ChangeGuard: Validating Code Changes via Pairwise Learning-Guided Execution
Lars Gröninger, Beatriz Souza, Michael Pradel
TL;DR
ChangeGuard tackles the problem of automatically validating whether code changes preserve runtime behavior, a difficult task when changes occur deep inside large projects. It introduces pairwise learning-guided execution, which runs the old and new function versions side-by-side, merging them into a comparison program and injecting diverse, project-specific values to explore execution paths. The approach significantly improves robustness and coverage over prior learning-guided execution, achieving precision 77.1% and recall 69.5% on manually annotated changes, and substantially increasing code-path coverage (median ~92%) while solving many semantics-changing cases that regression tests miss. Evaluations on manually annotated commits and automated refactorings (including GPT-generated changes) demonstrate that ChangeGuard can effectively detect semantics changes that others miss, enabling earlier detection of unintended behavior changes and providing a practical validation step for automated code transformations.
Abstract
Code changes are an integral part of the software development process.

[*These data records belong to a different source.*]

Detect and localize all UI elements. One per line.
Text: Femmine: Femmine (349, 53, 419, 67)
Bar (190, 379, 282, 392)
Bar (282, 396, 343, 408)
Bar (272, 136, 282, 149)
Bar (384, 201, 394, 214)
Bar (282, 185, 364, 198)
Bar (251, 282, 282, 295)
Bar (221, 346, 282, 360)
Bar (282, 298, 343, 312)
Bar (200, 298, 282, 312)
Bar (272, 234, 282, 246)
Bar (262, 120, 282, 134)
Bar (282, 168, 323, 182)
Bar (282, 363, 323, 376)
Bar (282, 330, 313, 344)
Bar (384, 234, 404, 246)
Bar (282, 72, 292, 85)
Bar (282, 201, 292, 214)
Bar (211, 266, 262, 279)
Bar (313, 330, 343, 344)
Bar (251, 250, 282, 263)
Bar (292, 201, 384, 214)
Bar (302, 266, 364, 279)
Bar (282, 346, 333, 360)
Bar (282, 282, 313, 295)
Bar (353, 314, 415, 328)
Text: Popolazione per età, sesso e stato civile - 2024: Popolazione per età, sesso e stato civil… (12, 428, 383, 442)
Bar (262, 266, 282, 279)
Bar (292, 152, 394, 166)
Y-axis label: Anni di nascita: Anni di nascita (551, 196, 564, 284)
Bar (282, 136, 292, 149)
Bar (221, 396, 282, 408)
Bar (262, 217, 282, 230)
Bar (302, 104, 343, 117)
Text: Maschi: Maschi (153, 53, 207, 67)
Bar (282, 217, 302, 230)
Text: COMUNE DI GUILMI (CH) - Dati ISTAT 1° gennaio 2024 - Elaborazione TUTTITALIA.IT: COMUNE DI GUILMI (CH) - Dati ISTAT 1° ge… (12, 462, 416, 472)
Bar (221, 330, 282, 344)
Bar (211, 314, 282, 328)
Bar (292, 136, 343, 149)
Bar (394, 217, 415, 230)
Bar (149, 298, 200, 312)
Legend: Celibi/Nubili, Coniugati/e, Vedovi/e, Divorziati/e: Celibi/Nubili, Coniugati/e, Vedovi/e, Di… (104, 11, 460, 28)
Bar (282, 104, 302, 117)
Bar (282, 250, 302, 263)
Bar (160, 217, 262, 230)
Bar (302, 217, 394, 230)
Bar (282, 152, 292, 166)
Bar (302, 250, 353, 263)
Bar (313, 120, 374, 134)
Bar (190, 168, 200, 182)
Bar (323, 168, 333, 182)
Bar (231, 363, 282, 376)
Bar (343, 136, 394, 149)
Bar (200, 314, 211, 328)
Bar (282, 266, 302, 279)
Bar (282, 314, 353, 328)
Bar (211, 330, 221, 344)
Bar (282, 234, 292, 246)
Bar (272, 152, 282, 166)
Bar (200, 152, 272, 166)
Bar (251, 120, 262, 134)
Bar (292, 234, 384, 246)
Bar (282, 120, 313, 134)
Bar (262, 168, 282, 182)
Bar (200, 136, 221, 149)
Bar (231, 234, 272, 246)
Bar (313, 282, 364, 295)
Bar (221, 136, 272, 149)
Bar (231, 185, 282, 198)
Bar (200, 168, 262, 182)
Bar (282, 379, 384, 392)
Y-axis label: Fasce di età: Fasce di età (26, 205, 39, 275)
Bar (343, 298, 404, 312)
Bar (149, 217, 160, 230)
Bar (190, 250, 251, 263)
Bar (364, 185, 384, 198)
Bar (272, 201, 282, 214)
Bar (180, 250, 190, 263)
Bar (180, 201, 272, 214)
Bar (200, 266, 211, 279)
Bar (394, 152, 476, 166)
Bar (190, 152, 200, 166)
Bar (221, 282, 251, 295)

Many code changes are meant to improve the code without changing its functional behavior, e.g., refactorings and performance improvements. Unfortunately, validating whether a code change preserves the behavior is non-trivial, particularly when the code change is performed deep inside a complex project. This paper presents ChangeGuard, an approach that uses learning-guided execution to compare the runtime behavior of a modified function. The approach is enabled by the novel concept of pairwise learning-guided execution and by a set of techniques that improve the robustness and coverage of the state-of-the-art learning-guided execution technique. Our evaluation applies ChangeGuard to a dataset of 224 manually annotated code changes from popular Python open-source projects and to three datasets of code changes obtained by applying automated code transformations. Our results show that the approach identifies semantics-changing code changes with a precision of 77.1% and a recall of 69.5%, and that it detects unexpected behavioral changes introduced by automatic code refactoring tools. In contrast, the existing regression tests of the analyzed projects miss the vast majority of semantics-changing code changes, with a recall of only 7.6%. We envision our approach being useful for detecting unintended behavioral changes early in the development process and for improving the quality of automated code transformations.